Bitcoin might be where Pets.com was in 2000—a technological curiosity in search of an enduring business need. But blockchain is not where the internet was in 2000. Even blockchain’s biggest defenders can’t say what the technology’s most obvious consumer use-cases are going to be, because they plainly don’t exist yet. It is possible they never will.

Bitcoin is the most famous blockchain product, but it has little potential to scale. Visa can handle 60,000 transactions per second. Bitcoin can barely handle ten. Another popular use-case, called “smart contracts,” can automatically execute agreements like stock investments without relying on the inefficiencies of brokers, lawyers, and paper contracts—slow-witted humans.
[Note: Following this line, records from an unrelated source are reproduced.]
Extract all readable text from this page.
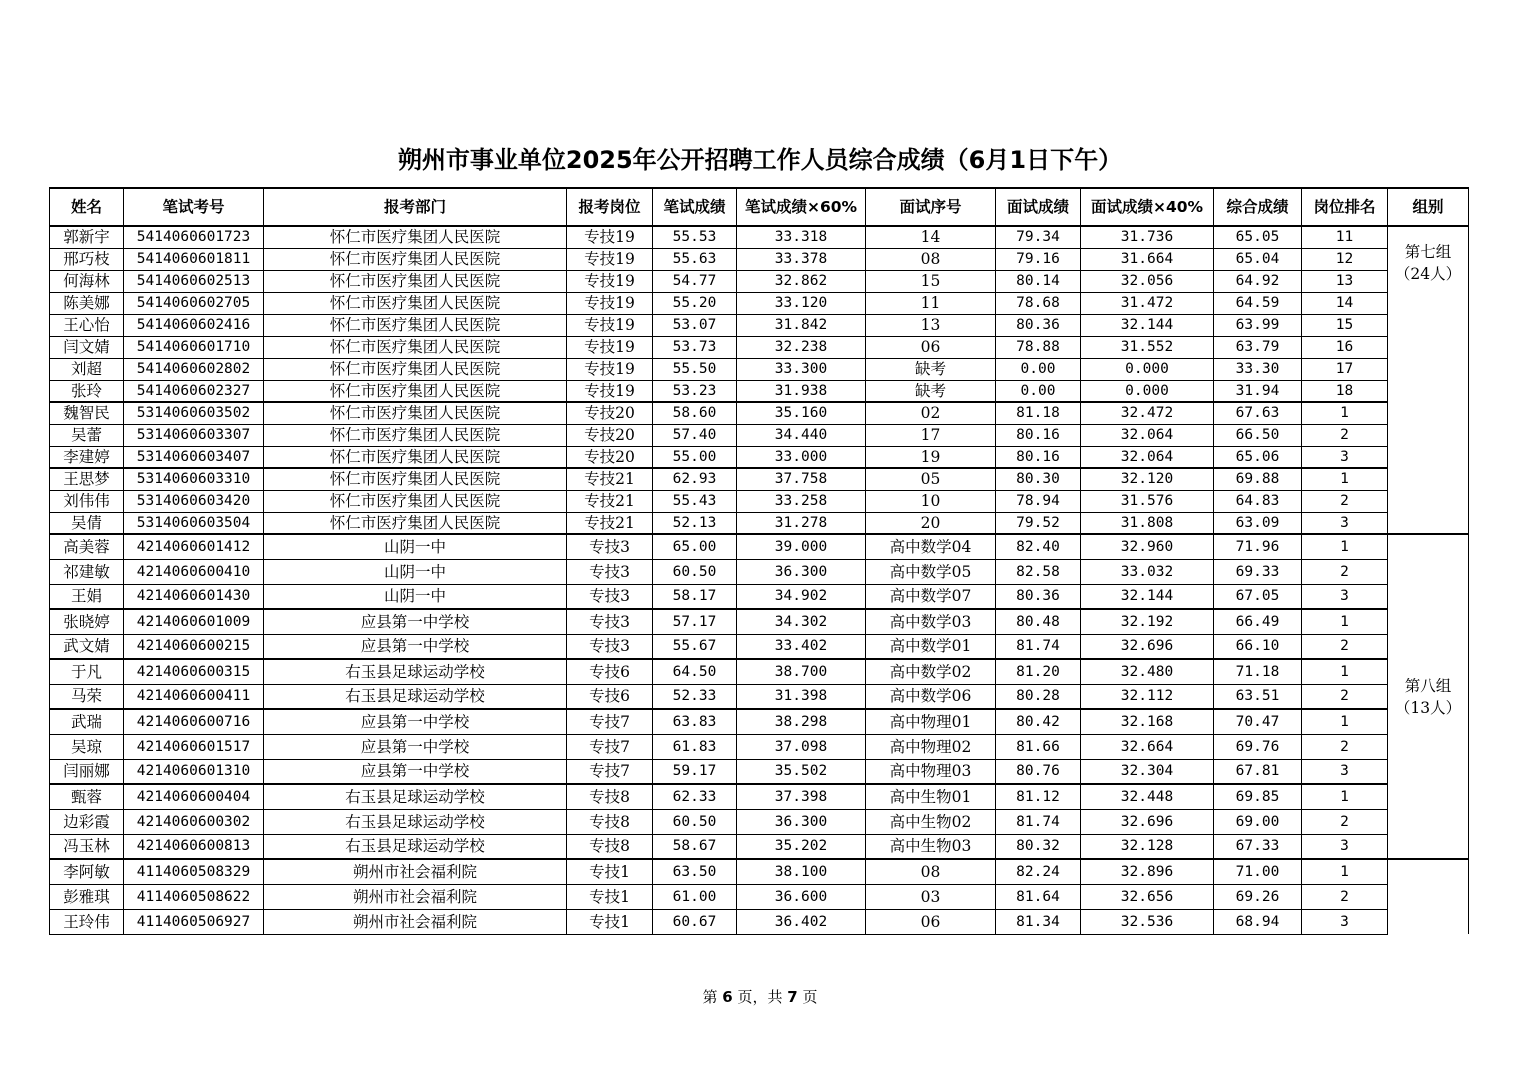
朔州市事业单位2025年公开招聘工作人员综合成绩（6月1日下午）
姓名	笔试考号	报考部门	报考岗位	笔试成绩	笔试成绩×60%	面试序号	面试成绩	面试成绩×40%	综合成绩	岗位排名	组别
郭新宇	5414060601723	怀仁市医疗集团人民医院	专技19	55.53	33.318	14	79.34	31.736	65.05	11	第七组
（24人）

邢巧枝	5414060601811	怀仁市医疗集团人民医院	专技19	55.63	33.378	08	79.16	31.664	65.04	12	
何海林	5414060602513	怀仁市医疗集团人民医院	专技19	54.77	32.862	15	80.14	32.056	64.92	13	
陈美娜	5414060602705	怀仁市医疗集团人民医院	专技19	55.20	33.120	11	78.68	31.472	64.59	14	
王心怡	5414060602416	怀仁市医疗集团人民医院	专技19	53.07	31.842	13	80.36	32.144	63.99	15	
闫文婧	5414060601710	怀仁市医疗集团人民医院	专技19	53.73	32.238	06	78.88	31.552	63.79	16	
刘超	5414060602802	怀仁市医疗集团人民医院	专技19	55.50	33.300	缺考	0.00	0.000	33.30	17	
张玲	5414060602327	怀仁市医疗集团人民医院	专技19	53.23	31.938	缺考	0.00	0.000	31.94	18	
魏智民	5314060603502	怀仁市医疗集团人民医院	专技20	58.60	35.160	02	81.18	32.472	67.63	1	
吴蕾	5314060603307	怀仁市医疗集团人民医院	专技20	57.40	34.440	17	80.16	32.064	66.50	2	
李建婷	5314060603407	怀仁市医疗集团人民医院	专技20	55.00	33.000	19	80.16	32.064	65.06	3	
王思梦	5314060603310	怀仁市医疗集团人民医院	专技21	62.93	37.758	05	80.30	32.120	69.88	1	
刘伟伟	5314060603420	怀仁市医疗集团人民医院	专技21	55.43	33.258	10	78.94	31.576	64.83	2	
吴倩	5314060603504	怀仁市医疗集团人民医院	专技21	52.13	31.278	20	79.52	31.808	63.09	3	
高美蓉	4214060601412	山阴一中	专技3	65.00	39.000	高中数学04	82.40	32.960	71.96	1	第八组
（13人）

祁建敏	4214060600410	山阴一中	专技3	60.50	36.300	高中数学05	82.58	33.032	69.33	2	
王娟	4214060601430	山阴一中	专技3	58.17	34.902	高中数学07	80.36	32.144	67.05	3	
张晓婷	4214060601009	应县第一中学校	专技3	57.17	34.302	高中数学03	80.48	32.192	66.49	1	
武文婧	4214060600215	应县第一中学校	专技3	55.67	33.402	高中数学01	81.74	32.696	66.10	2	
于凡	4214060600315	右玉县足球运动学校	专技6	64.50	38.700	高中数学02	81.20	32.480	71.18	1	
马荣	4214060600411	右玉县足球运动学校	专技6	52.33	31.398	高中数学06	80.28	32.112	63.51	2	
武瑞	4214060600716	应县第一中学校	专技7	63.83	38.298	高中物理01	80.42	32.168	70.47	1	
吴琼	4214060601517	应县第一中学校	专技7	61.83	37.098	高中物理02	81.66	32.664	69.76	2	
闫丽娜	4214060601310	应县第一中学校	专技7	59.17	35.502	高中物理03	80.76	32.304	67.81	3	
甄蓉	4214060600404	右玉县足球运动学校	专技8	62.33	37.398	高中生物01	81.12	32.448	69.85	1	
边彩霞	4214060600302	右玉县足球运动学校	专技8	60.50	36.300	高中生物02	81.74	32.696	69.00	2	
冯玉林	4214060600813	右玉县足球运动学校	专技8	58.67	35.202	高中生物03	80.32	32.128	67.33	3	
李阿敏	4114060508329	朔州市社会福利院	专技1	63.50	38.100	08	82.24	32.896	71.00	1	

彭雅琪	4114060508622	朔州市社会福利院	专技1	61.00	36.600	03	81.64	32.656	69.26	2	
王玲伟	4114060506927	朔州市社会福利院	专技1	60.67	36.402	06	81.34	32.536	68.94	3	
第 6 页，共 7 页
But one such smart investment vehicle called the Distributed Autonomous Organization was felled by a software bug that accidentally made a damaging investment worth tens of millions of dollars. The members had to reconvene and vote to amend the contract to take their money back. It turns out humans can be useful, slow wits notwithstanding. Several people have emailed or approached me in the last few months about blockchain’s application for local reporting. I have taken great pains to understand the promise of this idea. But the term “blockchain journalism” still reminds me of a romantic couple where you are technically fond of both people but have no idea what they’re doing together. Is it altogether possible that a distributed, anonymous ledger is simply an elegant mathematical solution in permanent search of a human problem.

To be fair to blockchain and its advocates, some inventions are coy about their utility. Four decades passed between the first prototype of the internet at the U.S. government’s Advanced Projects Research Agency and the first web browser. Seven years elapsed between the invention of the transistor and its first major commercial application in the transistor radio. Perhaps in a decade, blockchain will find its purpose.

One of the crypto startups that makes the most sense to me is Filecoin. Like an Airbnb for data storage, the company proposes to use latent storage on computers around the world to replace or supplement data servers, which are more vulnerable to hacking and other disruptions. The company has created its own cryptocurrency, called filecoin, to pay users to join the community. (Users could theoretically hold these tokens as an investment, exchange them within the network, or sell them dollars.) By decentralizing data storage in this way, the company says it can improve the resilience of the internet and make it harder for governments to shut down access to certain sites and apps. In September the company raised more than $200 million in an initial coin offering, or ICO, the largest in history.

Will filecoin revolutionize data storage? Who knows. The investor appetite in all things blockchain will encourage an orgy of trial-and-error. It is inevitable that many of these ideas will shortly prove themselves to be pointless. But that’s the nature of this phase of experimentation. There will be more blockchain startups for payments, banking, escrow contracts, legal documents, intellectual property, investment strategies, voting systems, and more. The crypto industry may get smarter. But on the way there, things will probably get dumber.